Šubelj Lovro, Fiala Dalibor, Bajec Marko
University of Ljubljana, Faculty of Computer and Information Science, Večna pot 113, SI-1000 Ljubljana, Slovenia.
University of West Bohemia, Faculty of Applied Sciences, Univerzitní 8, CZ-30614 Plzeň, Czech Republic.
Sci Rep. 2014 Sep 29;4:6496. doi: 10.1038/srep06496.
Modern bibliographic databases provide the basis for scientific research and its evaluation. While their content and structure differ substantially, there exist only informal notions on their reliability. Here we compare the topological consistency of citation networks extracted from six popular bibliographic databases including Web of Science, CiteSeer and arXiv.org. The networks are assessed through a rich set of local and global graph statistics. We first reveal statistically significant inconsistencies between some of the databases with respect to individual statistics. For example, the introduced field bow-tie decomposition of DBLP Computer Science Bibliography substantially differs from the rest due to the coverage of the database, while the citation information within arXiv.org is the most exhaustive. Finally, we compare the databases over multiple graph statistics using the critical difference diagram. The citation topology of DBLP Computer Science Bibliography is the least consistent with the rest, while, not surprisingly, Web of Science is significantly more reliable from the perspective of consistency. This work can serve either as a reference for scholars in bibliometrics and scientometrics or a scientific evaluation guideline for governments and research agencies.
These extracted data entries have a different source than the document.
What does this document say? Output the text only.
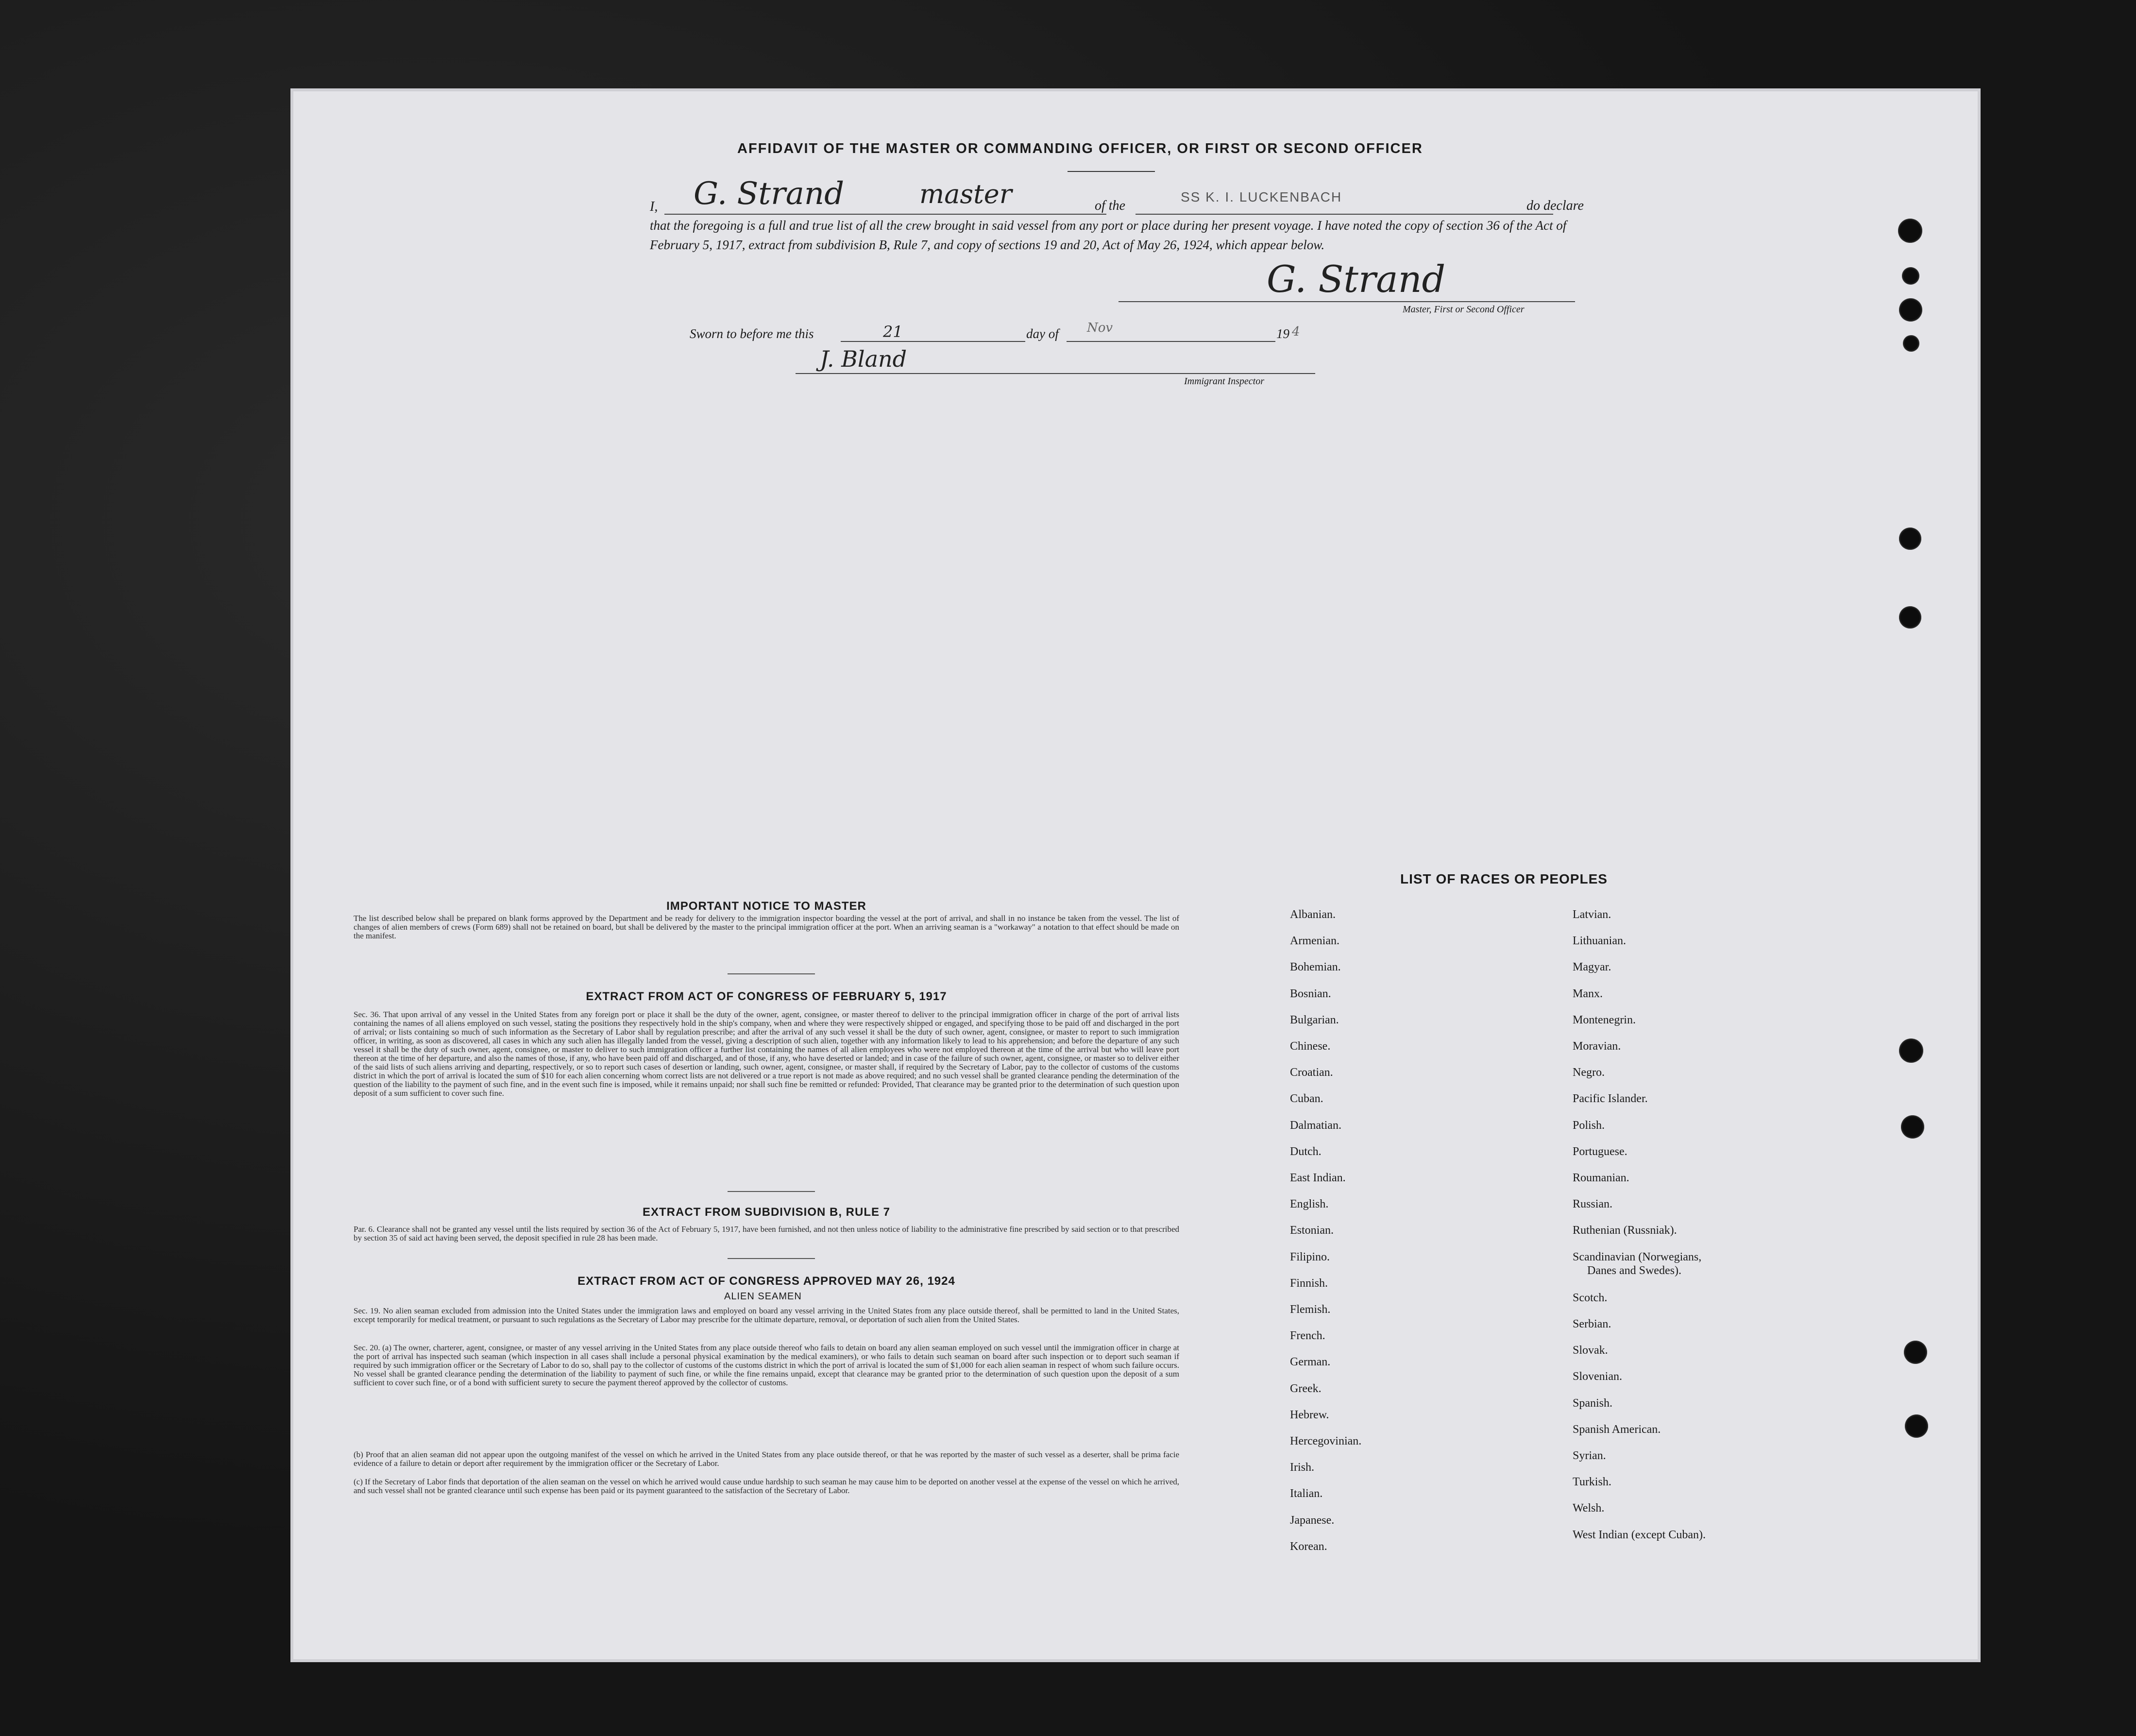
AFFIDAVIT OF THE MASTER OR COMMANDING OFFICER, OR FIRST OR SECOND OFFICER
I, G. Strand	master	of the
SS K. I. LUCKENBACH
do declare
that the foregoing is a full and true list of all the crew brought in said vessel from any port or place during her present voyage. I have noted the copy of section 36 of the Act of February 5, 1917, extract from subdivision B, Rule 7, and copy of sections 19 and 20, Act of May 26, 1924, which appear below.
G. Strand
Master, First or Second Officer
Sworn to before me this	21	day of Nov	19 4
J. Bland
Immigrant Inspector
IMPORTANT NOTICE TO MASTER
The list described below shall be prepared on blank forms approved by the Department and be ready for delivery to the immigration inspector boarding the vessel at the port of arrival, and shall in no instance be taken from the vessel. The list of changes of alien members of crews (Form 689) shall not be retained on board, but shall be delivered by the master to the principal immigration officer at the port. When an arriving seaman is a "workaway" a notation to that effect should be made on the manifest.
EXTRACT FROM ACT OF CONGRESS OF FEBRUARY 5, 1917
Sec. 36. That upon arrival of any vessel in the United States from any foreign port or place it shall be the duty of the owner, agent, consignee, or master thereof to deliver to the principal immigration officer in charge of the port of arrival lists containing the names of all aliens employed on such vessel, stating the positions they respectively hold in the ship's company, when and where they were respectively shipped or engaged, and specifying those to be paid off and discharged in the port of arrival; or lists containing so much of such information as the Secretary of Labor shall by regulation prescribe; and after the arrival of any such vessel it shall be the duty of such owner, agent, consignee, or master to report to such immigration officer, in writing, as soon as discovered, all cases in which any such alien has illegally landed from the vessel, giving a description of such alien, together with any information likely to lead to his apprehension; and before the departure of any such vessel it shall be the duty of such owner, agent, consignee, or master to deliver to such immigration officer a further list containing the names of all alien employees who were not employed thereon at the time of the arrival but who will leave port thereon at the time of her departure, and also the names of those, if any, who have been paid off and discharged, and of those, if any, who have deserted or landed; and in case of the failure of such owner, agent, consignee, or master so to deliver either of the said lists of such aliens arriving and departing, respectively, or so to report such cases of desertion or landing, such owner, agent, consignee, or master shall, if required by the Secretary of Labor, pay to the collector of customs of the customs district in which the port of arrival is located the sum of $10 for each alien concerning whom correct lists are not delivered or a true report is not made as above required; and no such vessel shall be granted clearance pending the determination of the question of the liability to the payment of such fine, and in the event such fine is imposed, while it remains unpaid; nor shall such fine be remitted or refunded: Provided, That clearance may be granted prior to the determination of such question upon deposit of a sum sufficient to cover such fine.
EXTRACT FROM SUBDIVISION B, RULE 7
Par. 6. Clearance shall not be granted any vessel until the lists required by section 36 of the Act of February 5, 1917, have been furnished, and not then unless notice of liability to the administrative fine prescribed by said section or to that prescribed by section 35 of said act having been served, the deposit specified in rule 28 has been made.
EXTRACT FROM ACT OF CONGRESS APPROVED MAY 26, 1924
ALIEN SEAMEN
Sec. 19. No alien seaman excluded from admission into the United States under the immigration laws and employed on board any vessel arriving in the United States from any place outside thereof, shall be permitted to land in the United States, except temporarily for medical treatment, or pursuant to such regulations as the Secretary of Labor may prescribe for the ultimate departure, removal, or deportation of such alien from the United States.
Sec. 20. (a) The owner, charterer, agent, consignee, or master of any vessel arriving in the United States from any place outside thereof who fails to detain on board any alien seaman employed on such vessel until the immigration officer in charge at the port of arrival has inspected such seaman (which inspection in all cases shall include a personal physical examination by the medical examiners), or who fails to detain such seaman on board after such inspection or to deport such seaman if required by such immigration officer or the Secretary of Labor to do so, shall pay to the collector of customs of the customs district in which the port of arrival is located the sum of $1,000 for each alien seaman in respect of whom such failure occurs. No vessel shall be granted clearance pending the determination of the liability to payment of such fine, or while the fine remains unpaid, except that clearance may be granted prior to the determination of such question upon the deposit of a sum sufficient to cover such fine, or of a bond with sufficient surety to secure the payment thereof approved by the collector of customs.
(b) Proof that an alien seaman did not appear upon the outgoing manifest of the vessel on which he arrived in the United States from any place outside thereof, or that he was reported by the master of such vessel as a deserter, shall be prima facie evidence of a failure to detain or deport after requirement by the immigration officer or the Secretary of Labor.
(c) If the Secretary of Labor finds that deportation of the alien seaman on the vessel on which he arrived would cause undue hardship to such seaman he may cause him to be deported on another vessel at the expense of the vessel on which he arrived, and such vessel shall not be granted clearance until such expense has been paid or its payment guaranteed to the satisfaction of the Secretary of Labor.
LIST OF RACES OR PEOPLES
Albanian.
Armenian.
Bohemian.
Bosnian.
Bulgarian.
Chinese.
Croatian.
Cuban.
Dalmatian.
Dutch.
East Indian.
English.
Estonian.
Filipino.
Finnish.
Flemish.
French.
German.
Greek.
Hebrew.
Hercegovinian.
Irish.
Italian.
Japanese.
Korean.
Latvian.
Lithuanian.
Magyar.
Manx.
Montenegrin.
Moravian.
Negro.
Pacific Islander.
Polish.
Portuguese.
Roumanian.
Russian.
Ruthenian (Russniak).
Scandinavian (Norwegians,
Danes and Swedes).
Scotch.
Serbian.
Slovak.
Slovenian.
Spanish.
Spanish American.
Syrian.
Turkish.
Welsh.
West Indian (except Cuban).
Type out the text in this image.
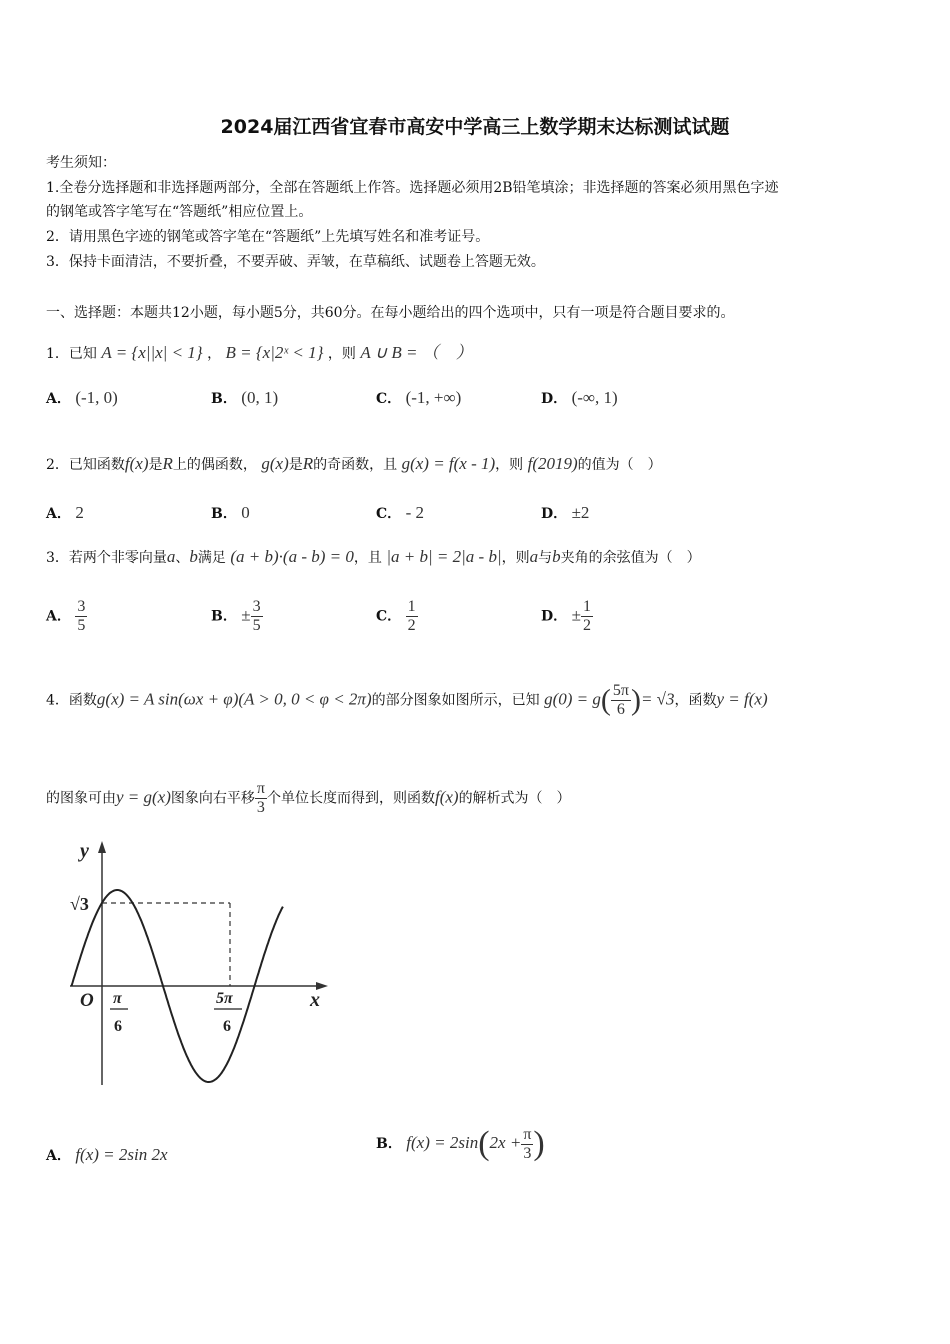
2024届江西省宜春市高安中学高三上数学期末达标测试试题
考生须知：
1.全卷分选择题和非选择题两部分，全部在答题纸上作答。选择题必须用2B铅笔填涂；非选择题的答案必须用黑色字迹
的钢笔或答字笔写在“答题纸”相应位置上。
2．请用黑色字迹的钢笔或答字笔在“答题纸”上先填写姓名和准考证号。
3．保持卡面清洁，不要折叠，不要弄破、弄皱，在草稿纸、试题卷上答题无效。
一、选择题：本题共12小题，每小题5分，共60分。在每小题给出的四个选项中，只有一项是符合题目要求的。
1．已知 A = {x||x| < 1} ， B = {x|2ˣ < 1} ，则 A ∪ B = （　）
A． (-1, 0)	B． (0, 1)	C． (-1, +∞)	D． (-∞, 1)
2．已知函数f(x)是R上的偶函数， g(x)是R的奇函数，且 g(x) = f(x - 1)，则 f(2019)的值为（　）
A． 2	B． 0	C． - 2	D． ±2
3．若两个非零向量a、b满足 (a + b)·(a - b) = 0，且 |a + b| = 2|a - b|，则a与b夹角的余弦值为（　）
A． $\frac{3}{5}$	B． ± $\frac{3}{5}$	C． $\frac{1}{2}$	D． ± $\frac{1}{2}$
4．函数g(x) = A sin(ωx + φ)(A > 0, 0 < φ < 2π)的部分图象如图所示，已知 $g(0) = g( \frac{5\pi}{6}$ )= √3，函数y = f(x)
的图象可由y = g(x)图象向右平移 $\frac{\pi}{3}$ 个单位长度而得到，则函数f(x)的解析式为（　）
y
x
O
√3
π
6
5π
6
A． f(x) = 2sin 2x
B． $f(x) = 2\sin(2x + \frac{\pi}{3}$ )
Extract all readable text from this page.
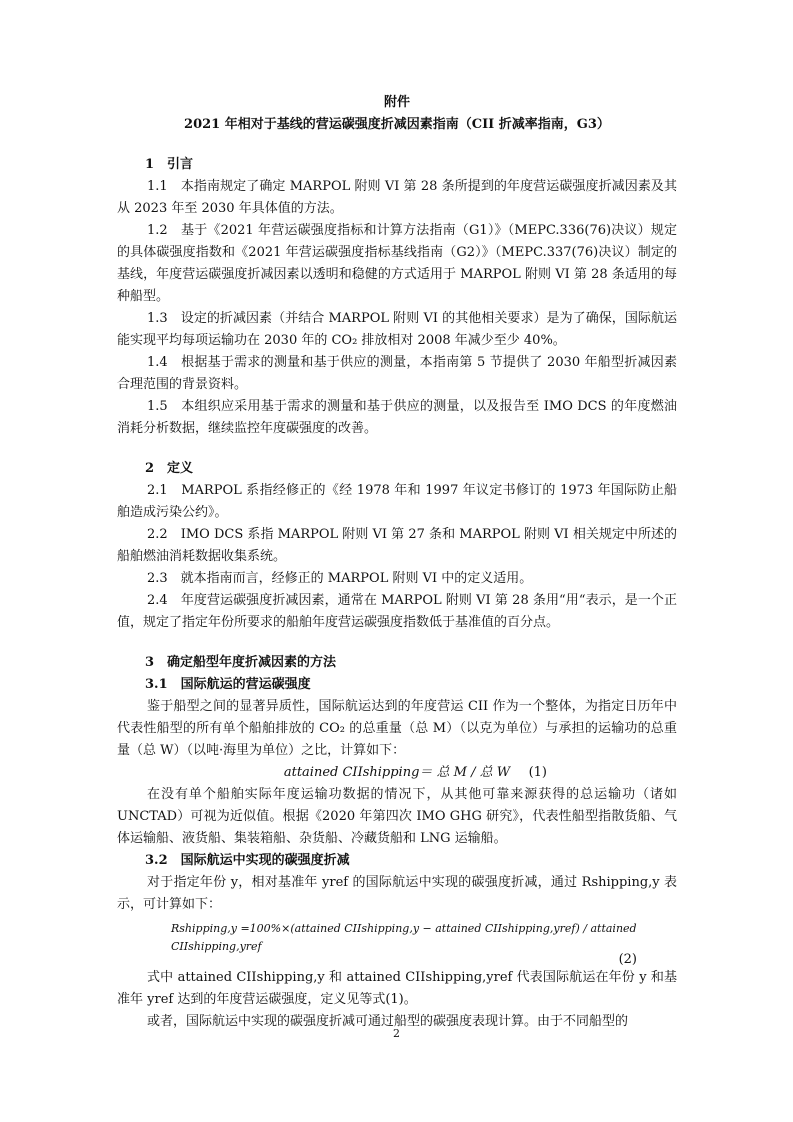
附件

2021 年相对于基线的营运碳强度折减因素指南（CII 折减率指南，G3）

1　引言

1.1　本指南规定了确定 MARPOL 附则 VI 第 28 条所提到的年度营运碳强度折减因素及其从 2023 年至 2030 年具体值的方法。

1.2　基于《2021 年营运碳强度指标和计算方法指南（G1）》（MEPC.336(76)决议）规定的具体碳强度指数和《2021 年营运碳强度指标基线指南（G2）》（MEPC.337(76)决议）制定的基线，年度营运碳强度折减因素以透明和稳健的方式适用于 MARPOL 附则 VI 第 28 条适用的每种船型。

1.3　设定的折减因素（并结合 MARPOL 附则 VI 的其他相关要求）是为了确保，国际航运能实现平均每项运输功在 2030 年的 CO₂ 排放相对 2008 年减少至少 40%。

1.4　根据基于需求的测量和基于供应的测量，本指南第 5 节提供了 2030 年船型折减因素合理范围的背景资料。

1.5　本组织应采用基于需求的测量和基于供应的测量，以及报告至 IMO DCS 的年度燃油消耗分析数据，继续监控年度碳强度的改善。

2　定义

2.1　MARPOL 系指经修正的《经 1978 年和 1997 年议定书修订的 1973 年国际防止船舶造成污染公约》。

2.2　IMO DCS 系指 MARPOL 附则 VI 第 27 条和 MARPOL 附则 VI 相关规定中所述的船舶燃油消耗数据收集系统。

2.3　就本指南而言，经修正的 MARPOL 附则 VI 中的定义适用。

2.4　年度营运碳强度折减因素，通常在 MARPOL 附则 VI 第 28 条用“用“表示，是一个正值，规定了指定年份所要求的船舶年度营运碳强度指数低于基准值的百分点。

3　确定船型年度折减因素的方法

3.1　国际航运的营运碳强度

鉴于船型之间的显著异质性，国际航运达到的年度营运 CII 作为一个整体，为指定日历年中代表性船型的所有单个船舶排放的 CO₂ 的总重量（总 M）（以克为单位）与承担的运输功的总重量（总 W）（以吨·海里为单位）之比，计算如下：

attained CIIshipping＝ 总 M / 总 W	(1)

在没有单个船舶实际年度运输功数据的情况下，从其他可靠来源获得的总运输功（诸如 UNCTAD）可视为近似值。根据《2020 年第四次 IMO GHG 研究》，代表性船型指散货船、气体运输船、液货船、集装箱船、杂货船、冷藏货船和 LNG 运输船。

3.2　国际航运中实现的碳强度折减

对于指定年份 y，相对基准年 yref 的国际航运中实现的碳强度折减，通过 Rshipping,y 表示，可计算如下：

Rshipping,y =100%×(attained CIIshipping,y − attained CIIshipping,yref) / attained CIIshipping,yref
(2)

式中 attained CIIshipping,y 和 attained CIIshipping,yref 代表国际航运在年份 y 和基准年 yref 达到的年度营运碳强度，定义见等式(1)。

或者，国际航运中实现的碳强度折减可通过船型的碳强度表现计算。由于不同船型的

2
现代文献数据库为科学研究及其评估提供了基础。虽然它们的内容和结构有很大差异,但对于其可靠性仅有一些非正式的概念。在此,我们比较了从六个流行的文献数据库(包括科学网、CiteSeer和arXiv.org)中提取的引文网络的拓扑一致性。通过丰富的局部和全局图统计量对这些网络进行评估。我们首先揭示了一些数据库在个别统计量方面存在统计学上的显著不一致。例如,由于数据库的覆盖范围,DBLP计算机科学文献库引入的领域蝴蝶结分解与其他数据库有很大不同,而arXiv.org内的引文信息最为详尽。最后,我们使用临界差异图在多个图统计量上比较这些数据库。DBLP计算机科学文献库的引文拓扑与其他数据库的一致性最差,而不出所料的是,从一致性角度来看,科学网的可靠性要高得多。这项工作既可以作为文献计量学和科学计量学领域学者的参考,也可以作为政府和研究机构的科学评估指南。